The accountability question
The question of who is responsible for learning threaded through many of the sessions. According to Oracle’s Stroko, it’s a shared responsibility: a 51:49 split between businesses and their employees. Organizations have to provides resources, support and opportunities that enable learning, Stoko said. However, individuals need to bring energy and curiosity to the table, along with a commitment to self-directed learning.
Champ echoed this notion of shared responsibility. While organizations need to offer continuous learning to employers, individuals shouldn’t wait for learning to come to them. “If you see a gap, seek it out,” she said.
Carolyn Byer, Human Resources Lead, said that Microsoft Canada’s culture is built on a growth mindset, presuming that everyone has the ability to learn and grow.
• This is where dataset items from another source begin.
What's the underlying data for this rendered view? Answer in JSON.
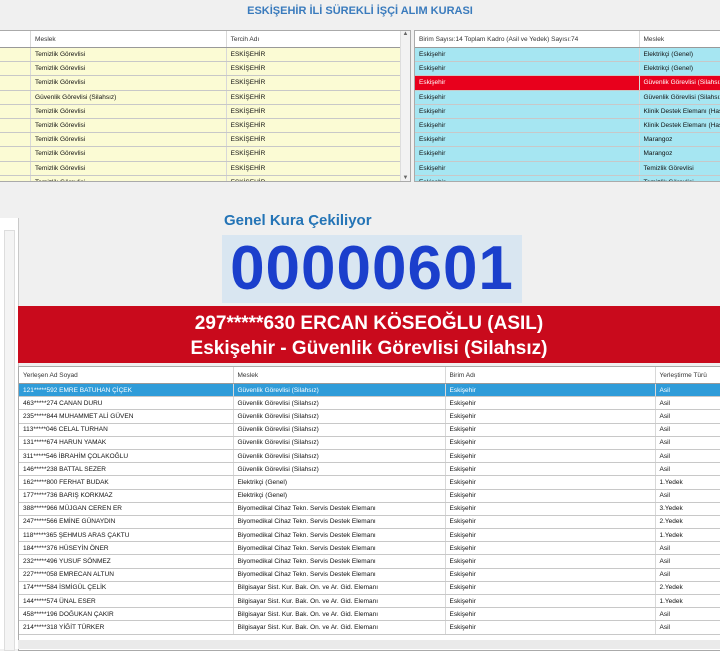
{
  "title": "ESKİŞEHİR İLİ SÜREKLİ İŞÇİ ALIM KURASI",
  "left_grid": {
    "headers": [
      "Meslek",
      "Tercih Adı"
    ],
    "rows": [
      [
        "Temizlik Görevlisi",
        "ESKİŞEHİR"
      ],
      [
        "Temizlik Görevlisi",
        "ESKİŞEHİR"
      ],
      [
        "Temizlik Görevlisi",
        "ESKİŞEHİR"
      ],
      [
        "Güvenlik Görevlisi (Silahsız)",
        "ESKİŞEHİR"
      ],
      [
        "Temizlik Görevlisi",
        "ESKİŞEHİR"
      ],
      [
        "Temizlik Görevlisi",
        "ESKİŞEHİR"
      ],
      [
        "Temizlik Görevlisi",
        "ESKİŞEHİR"
      ],
      [
        "Temizlik Görevlisi",
        "ESKİŞEHİR"
      ],
      [
        "Temizlik Görevlisi",
        "ESKİŞEHİR"
      ],
      [
        "Temizlik Görevlisi",
        "ESKİŞEHİR"
      ]
    ]
  },
  "right_grid": {
    "headers": [
      "Birim Sayısı:14 Toplam Kadro (Asil ve Yedek) Sayısı:74",
      "Meslek"
    ],
    "selected_index": 2,
    "rows": [
      [
        "Eskişehir",
        "Elektrikçi (Genel)"
      ],
      [
        "Eskişehir",
        "Elektrikçi (Genel)"
      ],
      [
        "Eskişehir",
        "Güvenlik Görevlisi (Silahsız)"
      ],
      [
        "Eskişehir",
        "Güvenlik Görevlisi (Silahsız)"
      ],
      [
        "Eskişehir",
        "Klinik Destek Elemanı (Hasta"
      ],
      [
        "Eskişehir",
        "Klinik Destek Elemanı (Hasta"
      ],
      [
        "Eskişehir",
        "Marangoz"
      ],
      [
        "Eskişehir",
        "Marangoz"
      ],
      [
        "Eskişehir",
        "Temizlik Görevlisi"
      ],
      [
        "Eskişehir",
        "Temizlik Görevlisi"
      ]
    ]
  },
  "draw": {
    "label": "Genel Kura Çekiliyor",
    "number": "00000601",
    "winner_line1": "297*****630 ERCAN KÖSEOĞLU (ASIL)",
    "winner_line2": "Eskişehir - Güvenlik Görevlisi (Silahsız)"
  },
  "bottom_grid": {
    "headers": [
      "Yerleşen Ad Soyad",
      "Meslek",
      "Birim Adı",
      "Yerleştirme Türü"
    ],
    "selected_index": 0,
    "rows": [
      [
        "121*****592 EMRE BATUHAN ÇİÇEK",
        "Güvenlik Görevlisi (Silahsız)",
        "Eskişehir",
        "Asil"
      ],
      [
        "463*****274 CANAN DURU",
        "Güvenlik Görevlisi (Silahsız)",
        "Eskişehir",
        "Asil"
      ],
      [
        "235*****844 MUHAMMET ALİ GÜVEN",
        "Güvenlik Görevlisi (Silahsız)",
        "Eskişehir",
        "Asil"
      ],
      [
        "113*****046 CELAL TURHAN",
        "Güvenlik Görevlisi (Silahsız)",
        "Eskişehir",
        "Asil"
      ],
      [
        "131*****674 HARUN YAMAK",
        "Güvenlik Görevlisi (Silahsız)",
        "Eskişehir",
        "Asil"
      ],
      [
        "311*****546 İBRAHİM ÇOLAKOĞLU",
        "Güvenlik Görevlisi (Silahsız)",
        "Eskişehir",
        "Asil"
      ],
      [
        "146*****238 BATTAL SEZER",
        "Güvenlik Görevlisi (Silahsız)",
        "Eskişehir",
        "Asil"
      ],
      [
        "162*****800 FERHAT BUDAK",
        "Elektrikçi (Genel)",
        "Eskişehir",
        "1.Yedek"
      ],
      [
        "177*****736 BARIŞ KORKMAZ",
        "Elektrikçi (Genel)",
        "Eskişehir",
        "Asil"
      ],
      [
        "388*****966 MÜJGAN CEREN ER",
        "Biyomedikal Cihaz Tekn. Servis Destek Elemanı",
        "Eskişehir",
        "3.Yedek"
      ],
      [
        "247*****566 EMİNE GÜNAYDIN",
        "Biyomedikal Cihaz Tekn. Servis Destek Elemanı",
        "Eskişehir",
        "2.Yedek"
      ],
      [
        "118*****365 ŞEHMUS ARAS ÇAKTU",
        "Biyomedikal Cihaz Tekn. Servis Destek Elemanı",
        "Eskişehir",
        "1.Yedek"
      ],
      [
        "184*****376 HÜSEYİN ÖNER",
        "Biyomedikal Cihaz Tekn. Servis Destek Elemanı",
        "Eskişehir",
        "Asil"
      ],
      [
        "232*****496 YUSUF SÖNMEZ",
        "Biyomedikal Cihaz Tekn. Servis Destek Elemanı",
        "Eskişehir",
        "Asil"
      ],
      [
        "227*****058 EMRECAN ALTUN",
        "Biyomedikal Cihaz Tekn. Servis Destek Elemanı",
        "Eskişehir",
        "Asil"
      ],
      [
        "174*****584 İSMİGÜL ÇELİK",
        "Bilgisayar Sist. Kur. Bak. On. ve Ar. Gid. Elemanı",
        "Eskişehir",
        "2.Yedek"
      ],
      [
        "144*****574 ÜNAL ESER",
        "Bilgisayar Sist. Kur. Bak. On. ve Ar. Gid. Elemanı",
        "Eskişehir",
        "1.Yedek"
      ],
      [
        "458*****196 DOĞUKAN ÇAKIR",
        "Bilgisayar Sist. Kur. Bak. On. ve Ar. Gid. Elemanı",
        "Eskişehir",
        "Asil"
      ],
      [
        "214*****318 YİĞİT TÜRKER",
        "Bilgisayar Sist. Kur. Bak. On. ve Ar. Gid. Elemanı",
        "Eskişehir",
        "Asil"
      ]
    ]
  }
}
Recognizing her own learning gaps while navigating the COVID crisis has prompted her to connect more with others. “What enabled me to get through this year was acknowledging that I know nothing at all.”
If there was one major takeaway from the Learning & Development Canada conference, it was was that organizational learning needs to be the rule – not the exception – for businesses and employees to thrive amid change. This has implications for every facet of career development. Broadly, it requires a shift in thinking, from seeing learning as something that happens at the beginning of a career, to a vital, ongoing element of meaningful work. Career professionals in all parts of the field – from K-12 career education, to post-secondary counsellors, to career change coaches – have a key role to play in this societal shift in thinking.